Ettore Roesler Franz was an Italian painter in oil and watercolour, of landscapes and genre scenes, who exhibited regularly in London during the late nineteenth century. He remains best known for his immediate and atmospheric views of Rome and its environs, including places and practices that have since been lost to redevelopment and social change. In recent years, his pioneering work as a photographer has also attracted attention. Ettore Roesler Franz was born in Rome on 11 May 1845, the son of Luigi Roesler Franz, who was of Bohemian descent, and Teresa (née Biondi). He was educated at the Christian schools of the Trinità dei Monti and, from 1863, studied art at the Accademia di San Luca. There he befriended the sculptor, Ettore Ferrari.
Between 1864 and 1872, Franz worked at the British Consulate, where he met the consul and artist, Joseph Severn, who had been a close friend of the poet, John Keats.
On the death of Severn in 1879, he and his brother, Alessandro, contributed to a funerary plate in his memory, and Alessandro took his place as consul. Alessandro married the Englishwoman, Julia Teiser, and went to live with her in England, so providing Ettore with an entrée into the society and art market of Britain and its empire.
Franz was probably the first artist to devote himself to depicting the working class areas of Rome, many of which were coming under the threat of destruction, as the city was developed, from 1870, as the capital of the newly unified Italy. Devoting himself to his art from 1872, he began to exhibit at the Società degli amatori e cultori di belle arti, in Rome, in 1873, and the Società promotrice di belle arti di Torino, in 1874.
In 1875, Franz became the first President of the Società degli Acquarellisti di Roma, which he had helped found with nine other artists, including Vincenzo Cabianca, Onorato Carlandi, Nazzareno Cipriani, and Cesare Maccari, and which was modelled on the British Society of Painters in Water Colours. From the same year, he began to exhibit regularly in London, at venues that included the Dudley Gallery, and in 1878 participated in the Exposition Universelle in Paris. Such international exposure would lead to his gaining some significant patrons, including three kings of Italy and members of the Danish, German and Russian royal families.
In 1881, Franz visited various European cities, including Oxford, Paris and Cologne. By that year, he had begun to create the first of his three famous series of watercolours, which had the encompassing title of ‘Roma Pittoresca’ (but is better known in English as ‘Vanishing Rome’). So he held a non-selling solo show at his studio at 96 Piazza San Claudio of works that formed the nucleus of the first series. Two years later, in 1883, the first set of 40 watercolours was exhibited in the Esposizione nazionale di belle arti di Roma, at the Palazzo delle Esposizioni. However, the second and third series of the cycle were not exhibited until 1897, in the foyer of the Teatro Drammatico Nazionale in Via Quattro Novembre.

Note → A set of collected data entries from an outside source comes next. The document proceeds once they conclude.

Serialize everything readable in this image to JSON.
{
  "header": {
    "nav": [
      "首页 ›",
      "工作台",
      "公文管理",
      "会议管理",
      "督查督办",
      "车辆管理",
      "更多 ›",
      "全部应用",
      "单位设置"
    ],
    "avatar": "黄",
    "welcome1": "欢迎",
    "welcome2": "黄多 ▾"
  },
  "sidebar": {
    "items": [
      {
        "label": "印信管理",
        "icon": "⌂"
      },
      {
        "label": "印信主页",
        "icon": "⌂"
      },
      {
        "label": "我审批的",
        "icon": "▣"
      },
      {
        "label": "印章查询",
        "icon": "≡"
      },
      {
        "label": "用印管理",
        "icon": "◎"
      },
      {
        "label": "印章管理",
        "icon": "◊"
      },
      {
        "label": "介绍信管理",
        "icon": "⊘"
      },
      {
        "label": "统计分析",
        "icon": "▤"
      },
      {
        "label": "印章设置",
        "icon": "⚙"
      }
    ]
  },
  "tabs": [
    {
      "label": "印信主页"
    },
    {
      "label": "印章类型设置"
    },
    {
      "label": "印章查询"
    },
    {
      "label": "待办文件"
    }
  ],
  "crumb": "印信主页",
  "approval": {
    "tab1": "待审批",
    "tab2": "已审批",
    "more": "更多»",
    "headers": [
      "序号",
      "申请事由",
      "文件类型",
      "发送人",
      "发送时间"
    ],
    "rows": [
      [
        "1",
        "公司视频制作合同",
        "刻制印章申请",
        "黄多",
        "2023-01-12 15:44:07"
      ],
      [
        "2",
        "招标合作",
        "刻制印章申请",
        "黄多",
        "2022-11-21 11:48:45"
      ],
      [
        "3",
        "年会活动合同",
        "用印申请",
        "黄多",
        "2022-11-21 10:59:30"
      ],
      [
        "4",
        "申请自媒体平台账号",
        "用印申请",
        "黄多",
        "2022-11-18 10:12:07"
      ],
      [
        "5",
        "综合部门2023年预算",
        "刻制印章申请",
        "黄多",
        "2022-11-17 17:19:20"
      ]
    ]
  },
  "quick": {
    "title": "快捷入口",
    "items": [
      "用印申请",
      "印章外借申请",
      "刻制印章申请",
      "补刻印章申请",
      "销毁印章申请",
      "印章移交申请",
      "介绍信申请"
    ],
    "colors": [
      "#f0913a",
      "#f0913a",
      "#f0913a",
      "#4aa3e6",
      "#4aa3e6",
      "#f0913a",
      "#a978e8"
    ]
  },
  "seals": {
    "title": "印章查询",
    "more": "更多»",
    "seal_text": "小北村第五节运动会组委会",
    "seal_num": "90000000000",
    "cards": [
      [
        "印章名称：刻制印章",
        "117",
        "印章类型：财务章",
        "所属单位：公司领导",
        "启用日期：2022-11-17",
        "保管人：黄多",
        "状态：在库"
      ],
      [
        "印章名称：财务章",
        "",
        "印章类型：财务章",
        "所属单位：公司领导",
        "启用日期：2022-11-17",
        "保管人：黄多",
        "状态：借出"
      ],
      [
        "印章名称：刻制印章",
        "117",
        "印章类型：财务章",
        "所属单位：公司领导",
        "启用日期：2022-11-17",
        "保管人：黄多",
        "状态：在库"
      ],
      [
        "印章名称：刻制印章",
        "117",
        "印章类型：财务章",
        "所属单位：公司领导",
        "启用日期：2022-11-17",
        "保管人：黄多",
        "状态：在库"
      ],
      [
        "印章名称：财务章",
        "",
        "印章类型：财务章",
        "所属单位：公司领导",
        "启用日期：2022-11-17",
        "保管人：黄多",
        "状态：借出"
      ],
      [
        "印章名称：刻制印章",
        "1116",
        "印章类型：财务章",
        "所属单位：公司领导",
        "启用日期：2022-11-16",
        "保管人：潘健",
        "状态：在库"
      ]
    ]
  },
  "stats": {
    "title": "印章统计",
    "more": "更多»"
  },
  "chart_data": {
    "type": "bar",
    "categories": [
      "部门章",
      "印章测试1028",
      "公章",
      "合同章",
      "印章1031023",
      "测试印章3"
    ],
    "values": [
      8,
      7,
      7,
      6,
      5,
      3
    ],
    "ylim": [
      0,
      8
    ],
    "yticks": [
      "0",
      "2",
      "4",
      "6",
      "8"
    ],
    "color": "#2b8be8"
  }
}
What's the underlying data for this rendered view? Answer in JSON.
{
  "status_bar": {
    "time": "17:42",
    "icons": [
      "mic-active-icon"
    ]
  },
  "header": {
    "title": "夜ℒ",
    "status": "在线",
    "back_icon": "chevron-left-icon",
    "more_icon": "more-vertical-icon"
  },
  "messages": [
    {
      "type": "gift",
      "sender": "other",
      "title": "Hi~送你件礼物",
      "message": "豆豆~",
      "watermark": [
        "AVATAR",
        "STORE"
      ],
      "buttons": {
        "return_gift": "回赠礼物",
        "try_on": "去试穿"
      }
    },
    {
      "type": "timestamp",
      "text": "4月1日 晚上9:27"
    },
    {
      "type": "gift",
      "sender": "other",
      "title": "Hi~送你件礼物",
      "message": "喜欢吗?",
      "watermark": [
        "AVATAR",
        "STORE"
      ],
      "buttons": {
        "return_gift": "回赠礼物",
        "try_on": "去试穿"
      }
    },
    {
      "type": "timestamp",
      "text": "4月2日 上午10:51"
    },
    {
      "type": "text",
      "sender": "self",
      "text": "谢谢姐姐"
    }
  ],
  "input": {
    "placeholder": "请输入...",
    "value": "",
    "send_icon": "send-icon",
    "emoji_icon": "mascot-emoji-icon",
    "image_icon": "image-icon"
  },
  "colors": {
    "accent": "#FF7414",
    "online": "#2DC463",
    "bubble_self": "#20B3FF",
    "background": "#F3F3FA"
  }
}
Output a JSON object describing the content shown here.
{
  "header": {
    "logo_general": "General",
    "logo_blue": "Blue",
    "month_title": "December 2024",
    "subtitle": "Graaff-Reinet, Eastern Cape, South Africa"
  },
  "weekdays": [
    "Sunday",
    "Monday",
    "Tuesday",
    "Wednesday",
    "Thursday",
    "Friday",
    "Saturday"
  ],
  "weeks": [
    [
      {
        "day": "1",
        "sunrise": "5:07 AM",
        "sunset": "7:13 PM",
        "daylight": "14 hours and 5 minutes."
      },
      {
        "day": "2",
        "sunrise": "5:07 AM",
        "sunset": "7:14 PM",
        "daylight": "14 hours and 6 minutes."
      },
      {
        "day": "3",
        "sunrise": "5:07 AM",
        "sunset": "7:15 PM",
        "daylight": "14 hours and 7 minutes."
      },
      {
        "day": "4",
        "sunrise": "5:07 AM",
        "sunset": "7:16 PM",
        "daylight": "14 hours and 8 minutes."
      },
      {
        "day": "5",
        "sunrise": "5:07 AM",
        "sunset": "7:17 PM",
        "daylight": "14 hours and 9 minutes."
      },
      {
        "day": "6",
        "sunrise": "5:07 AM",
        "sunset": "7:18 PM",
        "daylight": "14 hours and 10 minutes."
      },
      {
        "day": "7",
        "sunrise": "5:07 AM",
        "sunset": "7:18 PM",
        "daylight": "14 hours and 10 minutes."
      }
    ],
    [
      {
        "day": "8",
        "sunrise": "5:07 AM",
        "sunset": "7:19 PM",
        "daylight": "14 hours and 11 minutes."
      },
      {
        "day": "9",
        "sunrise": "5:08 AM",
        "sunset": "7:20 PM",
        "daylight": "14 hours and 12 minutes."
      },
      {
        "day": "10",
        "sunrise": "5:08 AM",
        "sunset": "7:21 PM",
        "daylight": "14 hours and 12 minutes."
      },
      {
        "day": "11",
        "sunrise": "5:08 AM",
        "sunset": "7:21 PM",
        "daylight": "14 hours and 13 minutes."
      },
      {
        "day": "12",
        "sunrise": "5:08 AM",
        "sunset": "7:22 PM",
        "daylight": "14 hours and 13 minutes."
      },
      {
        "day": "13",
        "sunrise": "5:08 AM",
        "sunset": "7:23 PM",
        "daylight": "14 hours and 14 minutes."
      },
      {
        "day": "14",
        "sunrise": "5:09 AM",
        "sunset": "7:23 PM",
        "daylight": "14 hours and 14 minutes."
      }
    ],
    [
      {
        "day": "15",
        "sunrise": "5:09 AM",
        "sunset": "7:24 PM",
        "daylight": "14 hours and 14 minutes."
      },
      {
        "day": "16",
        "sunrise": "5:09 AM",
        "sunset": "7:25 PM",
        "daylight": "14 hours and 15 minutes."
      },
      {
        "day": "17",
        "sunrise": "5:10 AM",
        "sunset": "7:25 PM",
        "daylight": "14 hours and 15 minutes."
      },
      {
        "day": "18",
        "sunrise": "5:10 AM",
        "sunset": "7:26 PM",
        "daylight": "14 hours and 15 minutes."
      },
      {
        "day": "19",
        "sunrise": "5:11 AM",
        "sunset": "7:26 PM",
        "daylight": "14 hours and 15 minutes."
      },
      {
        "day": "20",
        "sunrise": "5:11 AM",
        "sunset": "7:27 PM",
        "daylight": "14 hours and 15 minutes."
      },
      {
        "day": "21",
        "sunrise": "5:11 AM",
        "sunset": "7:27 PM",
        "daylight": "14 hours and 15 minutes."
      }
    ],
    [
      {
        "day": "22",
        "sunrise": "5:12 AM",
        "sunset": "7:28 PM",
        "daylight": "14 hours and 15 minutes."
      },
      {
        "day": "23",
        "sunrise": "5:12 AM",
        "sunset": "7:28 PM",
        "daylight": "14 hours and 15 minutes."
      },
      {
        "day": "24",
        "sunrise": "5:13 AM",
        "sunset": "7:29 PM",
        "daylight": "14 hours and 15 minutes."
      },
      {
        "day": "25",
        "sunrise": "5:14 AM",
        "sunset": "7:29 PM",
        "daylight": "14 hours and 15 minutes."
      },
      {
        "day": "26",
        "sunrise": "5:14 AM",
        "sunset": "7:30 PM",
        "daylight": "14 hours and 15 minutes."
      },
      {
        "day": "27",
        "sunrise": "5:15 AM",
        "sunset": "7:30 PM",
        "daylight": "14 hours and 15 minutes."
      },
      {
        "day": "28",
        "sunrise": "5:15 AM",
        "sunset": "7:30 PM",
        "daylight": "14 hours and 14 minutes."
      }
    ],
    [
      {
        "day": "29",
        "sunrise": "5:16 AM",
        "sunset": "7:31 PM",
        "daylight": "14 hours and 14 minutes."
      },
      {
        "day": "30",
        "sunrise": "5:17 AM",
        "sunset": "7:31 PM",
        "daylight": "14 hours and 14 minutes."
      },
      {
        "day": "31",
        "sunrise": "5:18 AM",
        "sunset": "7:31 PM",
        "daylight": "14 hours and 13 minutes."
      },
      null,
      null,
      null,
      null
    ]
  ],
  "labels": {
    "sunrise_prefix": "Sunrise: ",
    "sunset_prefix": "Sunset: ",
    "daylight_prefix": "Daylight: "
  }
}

Among other honours, Franz was appointed Knight of the Order of the Crown of Italy (1890) and an honorary citizen of Tivoli (1903).His friend, the Futurist, Giacomo Balla, painted a famous portrait of him, which was exhibited at the Venice Biennale in 1902.
Ettore Roesler Franz died in Rome on 26 March 1907.
His work is represented in the collections of the Museo di Roma.